Here’s a quick summary of what coffee can lead to:

●       Caffeine addiction and withdrawal symptoms (e.g., headache, fatigue, irritability)
●       Increased sleep disruption
●       Lower risk of Alzheimer's and Parkinson's
●       Lower risk of developing type 2 diabetes
●       Lower risk of certain liver diseases
●       Lower risk of death (“all-cause mortality")
●       Mixed reviews on whether it lowers risks of cancer and heart disease

Many of the health benefits exist even for decaf coffee (except the caffeine addiction and sleep issues).

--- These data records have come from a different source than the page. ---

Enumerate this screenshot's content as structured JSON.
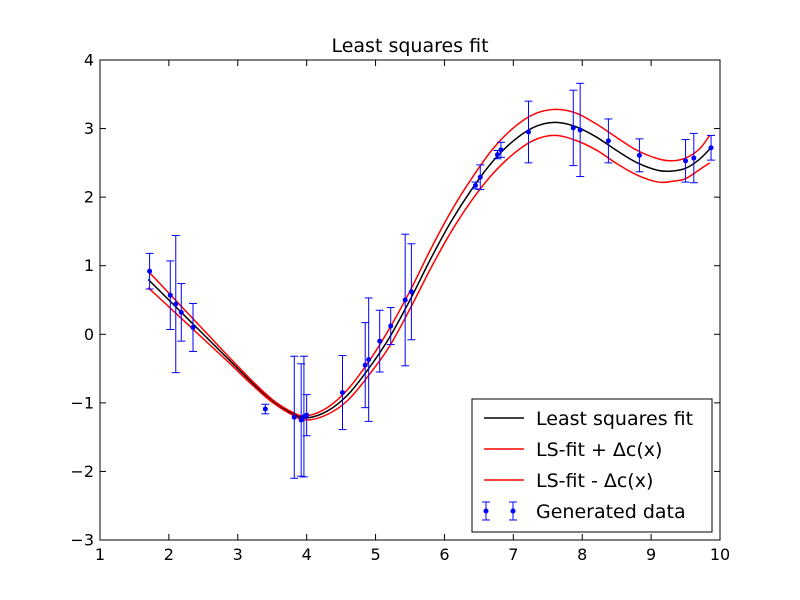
{
  "chart_data": {
    "type": "line",
    "title": "Least squares fit",
    "xlabel": "",
    "ylabel": "",
    "xlim": [
      1,
      10
    ],
    "ylim": [
      -3,
      4
    ],
    "xticks": [
      1,
      2,
      3,
      4,
      5,
      6,
      7,
      8,
      9,
      10
    ],
    "yticks": [
      -3,
      -2,
      -1,
      0,
      1,
      2,
      3,
      4
    ],
    "grid": false,
    "legend_position": "lower-right",
    "series": [
      {
        "name": "Least squares fit",
        "kind": "line",
        "color": "#000000",
        "points": [
          [
            1.7,
            0.8
          ],
          [
            2.0,
            0.5
          ],
          [
            2.3,
            0.2
          ],
          [
            2.6,
            -0.1
          ],
          [
            2.9,
            -0.4
          ],
          [
            3.2,
            -0.7
          ],
          [
            3.5,
            -0.97
          ],
          [
            3.8,
            -1.16
          ],
          [
            4.0,
            -1.22
          ],
          [
            4.3,
            -1.12
          ],
          [
            4.6,
            -0.88
          ],
          [
            4.9,
            -0.5
          ],
          [
            5.2,
            -0.05
          ],
          [
            5.5,
            0.5
          ],
          [
            5.8,
            1.1
          ],
          [
            6.1,
            1.65
          ],
          [
            6.4,
            2.12
          ],
          [
            6.7,
            2.52
          ],
          [
            7.0,
            2.82
          ],
          [
            7.3,
            3.02
          ],
          [
            7.6,
            3.09
          ],
          [
            7.9,
            3.03
          ],
          [
            8.2,
            2.88
          ],
          [
            8.5,
            2.68
          ],
          [
            8.8,
            2.5
          ],
          [
            9.1,
            2.39
          ],
          [
            9.3,
            2.38
          ],
          [
            9.5,
            2.42
          ],
          [
            9.7,
            2.55
          ],
          [
            9.85,
            2.7
          ]
        ]
      },
      {
        "name": "LS-fit + Δc(x)",
        "kind": "line",
        "color": "#ff0000",
        "points": [
          [
            1.7,
            0.92
          ],
          [
            2.0,
            0.6
          ],
          [
            2.3,
            0.28
          ],
          [
            2.6,
            -0.04
          ],
          [
            2.9,
            -0.36
          ],
          [
            3.2,
            -0.67
          ],
          [
            3.5,
            -0.95
          ],
          [
            3.8,
            -1.14
          ],
          [
            4.0,
            -1.19
          ],
          [
            4.3,
            -1.07
          ],
          [
            4.6,
            -0.8
          ],
          [
            4.9,
            -0.4
          ],
          [
            5.2,
            0.08
          ],
          [
            5.5,
            0.63
          ],
          [
            5.8,
            1.24
          ],
          [
            6.1,
            1.8
          ],
          [
            6.4,
            2.28
          ],
          [
            6.7,
            2.7
          ],
          [
            7.0,
            3.01
          ],
          [
            7.3,
            3.21
          ],
          [
            7.6,
            3.28
          ],
          [
            7.9,
            3.23
          ],
          [
            8.2,
            3.07
          ],
          [
            8.5,
            2.87
          ],
          [
            8.8,
            2.68
          ],
          [
            9.1,
            2.56
          ],
          [
            9.3,
            2.53
          ],
          [
            9.5,
            2.57
          ],
          [
            9.7,
            2.7
          ],
          [
            9.85,
            2.9
          ]
        ]
      },
      {
        "name": "LS-fit - Δc(x)",
        "kind": "line",
        "color": "#ff0000",
        "points": [
          [
            1.7,
            0.68
          ],
          [
            2.0,
            0.4
          ],
          [
            2.3,
            0.12
          ],
          [
            2.6,
            -0.16
          ],
          [
            2.9,
            -0.44
          ],
          [
            3.2,
            -0.73
          ],
          [
            3.5,
            -0.99
          ],
          [
            3.8,
            -1.18
          ],
          [
            4.0,
            -1.25
          ],
          [
            4.3,
            -1.17
          ],
          [
            4.6,
            -0.96
          ],
          [
            4.9,
            -0.6
          ],
          [
            5.2,
            -0.18
          ],
          [
            5.5,
            0.37
          ],
          [
            5.8,
            0.96
          ],
          [
            6.1,
            1.5
          ],
          [
            6.4,
            1.96
          ],
          [
            6.7,
            2.34
          ],
          [
            7.0,
            2.63
          ],
          [
            7.3,
            2.83
          ],
          [
            7.6,
            2.9
          ],
          [
            7.9,
            2.83
          ],
          [
            8.2,
            2.69
          ],
          [
            8.5,
            2.49
          ],
          [
            8.8,
            2.32
          ],
          [
            9.1,
            2.22
          ],
          [
            9.3,
            2.23
          ],
          [
            9.5,
            2.27
          ],
          [
            9.7,
            2.4
          ],
          [
            9.85,
            2.5
          ]
        ]
      },
      {
        "name": "Generated data",
        "kind": "errorbar",
        "color": "#0000ff",
        "points": [
          {
            "x": 1.72,
            "y": 0.92,
            "err": 0.26
          },
          {
            "x": 2.02,
            "y": 0.57,
            "err": 0.5
          },
          {
            "x": 2.1,
            "y": 0.44,
            "err": 1.0
          },
          {
            "x": 2.18,
            "y": 0.32,
            "err": 0.42
          },
          {
            "x": 2.35,
            "y": 0.1,
            "err": 0.35
          },
          {
            "x": 3.4,
            "y": -1.09,
            "err": 0.07
          },
          {
            "x": 3.82,
            "y": -1.21,
            "err": 0.89
          },
          {
            "x": 3.92,
            "y": -1.25,
            "err": 0.82
          },
          {
            "x": 3.96,
            "y": -1.2,
            "err": 0.88
          },
          {
            "x": 4.0,
            "y": -1.18,
            "err": 0.3
          },
          {
            "x": 4.52,
            "y": -0.85,
            "err": 0.54
          },
          {
            "x": 4.85,
            "y": -0.45,
            "err": 0.62
          },
          {
            "x": 4.9,
            "y": -0.37,
            "err": 0.9
          },
          {
            "x": 5.06,
            "y": -0.1,
            "err": 0.45
          },
          {
            "x": 5.22,
            "y": 0.12,
            "err": 0.27
          },
          {
            "x": 5.43,
            "y": 0.5,
            "err": 0.96
          },
          {
            "x": 5.52,
            "y": 0.62,
            "err": 0.7
          },
          {
            "x": 6.45,
            "y": 2.17,
            "err": 0.05
          },
          {
            "x": 6.52,
            "y": 2.29,
            "err": 0.18
          },
          {
            "x": 6.77,
            "y": 2.62,
            "err": 0.06
          },
          {
            "x": 6.82,
            "y": 2.69,
            "err": 0.11
          },
          {
            "x": 7.22,
            "y": 2.95,
            "err": 0.45
          },
          {
            "x": 7.87,
            "y": 3.01,
            "err": 0.55
          },
          {
            "x": 7.97,
            "y": 2.98,
            "err": 0.68
          },
          {
            "x": 8.38,
            "y": 2.82,
            "err": 0.32
          },
          {
            "x": 8.83,
            "y": 2.61,
            "err": 0.24
          },
          {
            "x": 9.5,
            "y": 2.53,
            "err": 0.31
          },
          {
            "x": 9.62,
            "y": 2.57,
            "err": 0.36
          },
          {
            "x": 9.87,
            "y": 2.72,
            "err": 0.18
          }
        ]
      }
    ]
  }
}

NOTE: What’s super-important to note here is that coffee intake is just one of many, many factors that can affect your risks for these diseases. Please never think regular coffee intake is the one thing that can help you overcome these risks. You are health conscious and know that eating a nutrient-rich whole foods diet, reducing stress, and getting enough sleep and exercise are all critical things to consider for your disease risk. It’s not just about the coffee.

So to drink or not to drink… that is the question

There are a few things to consider when deciding whether you should drink coffee. No one food or drink will make or break your long-term health.

Caffeinated coffee is not recommended for:

●       People with arrhythmias (e.g., irregular heartbeat)
●       People who often feel anxious
●       People who have trouble sleeping
●       People who are pregnant
●       Children and teens

If none of these apply, then monitor how your body reacts when you have coffee. Does it:

●       Give you the jitters?
●       Increase anxious feelings?
●       Affect your sleep?
●       Give you heart palpitations?
●       Affect your digestion (e.g., heartburn, etc.)?
●       Give you a reason to drink a lot of sugar and cream?

Depending on how your body reacts, decide whether these reactions are worth it to you. If you’re not sure, I recommend eliminating it for a while and see the difference.

For me, I’ve swung from going cold turkey to drinking too much during the day to half way back again.  I’ve ultimately settled in at a happy medium where I at least still enjoy my morning organic brew to drag me out of bed before the birds … and cat… are up!  For now, it’s simply one of life’s simple pleasures. 

And don’t forget, today’s choices create tomorrow’s results!







Serves 1

  • 2-3 tbsp coconut milk
  • 1 tsp vanilla extract
  • 1 tsp maple syrup (optional)
  • 1 tbsp coconut oil
  • 1 tbsp collagen powder
  • 1 cup coffee (decaf if preferred)


Combine all the ingredients in a large mug; blend with a hand blender until frothy.